2. More intentional branding. Think of the fun, sleek brands that are most popular among this age group: Google, Nike, Dunkin’, etc. 

The ubiquity of social media and visual imagery will probably place a higher emphasis on brand aesthetics for Gen Z consumers, even for financial institutions (A confession that many of my friends and I have been drawn to companies purely for the visual appeal of their marketing materials). Brand purpose is also very important to younger generations, and my opinion is that it’ll take a combination of both of these marketing elements to hook the attention of Gen Z.

3. A clear commitment to community. Gen Z are looking for companies and organizations that they perceive as socially responsible, a requirement that credit unions fulfill almost inherently. 
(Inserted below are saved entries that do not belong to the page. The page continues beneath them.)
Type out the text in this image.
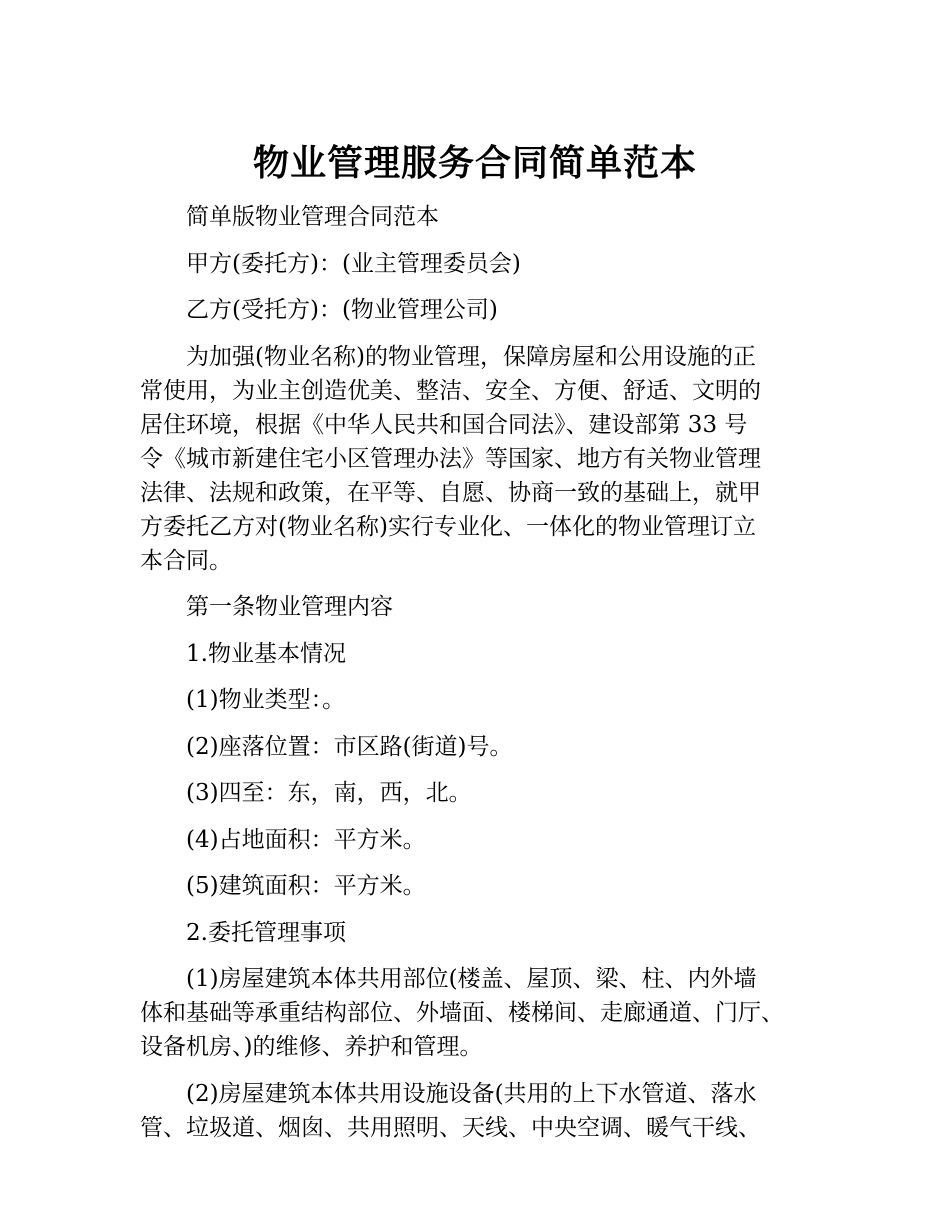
物业管理服务合同简单范本

简单版物业管理合同范本

甲方(委托方)：(业主管理委员会)

乙方(受托方)：(物业管理公司)

为加强(物业名称)的物业管理，保障房屋和公用设施的正
常使用，为业主创造优美、整洁、安全、方便、舒适、文明的
居住环境，根据《中华人民共和国合同法》、建设部第 33 号
令《城市新建住宅小区管理办法》等国家、地方有关物业管理
法律、法规和政策，在平等、自愿、协商一致的基础上，就甲
方委托乙方对(物业名称)实行专业化、一体化的物业管理订立
本合同。

第一条物业管理内容

1.物业基本情况

(1)物业类型：。

(2)座落位置：市区路(街道)号。

(3)四至：东，南，西，北。

(4)占地面积：平方米。

(5)建筑面积：平方米。

2.委托管理事项

(1)房屋建筑本体共用部位(楼盖、屋顶、梁、柱、内外墙
体和基础等承重结构部位、外墙面、楼梯间、走廊通道、门厅、
设备机房、)的维修、养护和管理。
(2)房屋建筑本体共用设施设备(共用的上下水管道、落水
管、垃圾道、烟囱、共用照明、天线、中央空调、暖气干线、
But it’s not enough to just be committed to your community. It’s important that institutions communicate this commitment in demonstrable ways. One of our team members brought up the idea of a visual representation of all the ways that membership positively impacts both the credit union and the surrounding community. Where and how does the money flow to benefit members? In what ways does your credit union give back? 

A growing number of Gen Zers want to support institutions that genuinely care for their well-being, that clearly align with their beliefs and that view social responsibility not as an obligation but as a core part of their mission. 

The good news? Credit unions fit the bill. Now it’s time to reach out to the new generation that could define the future of our movement.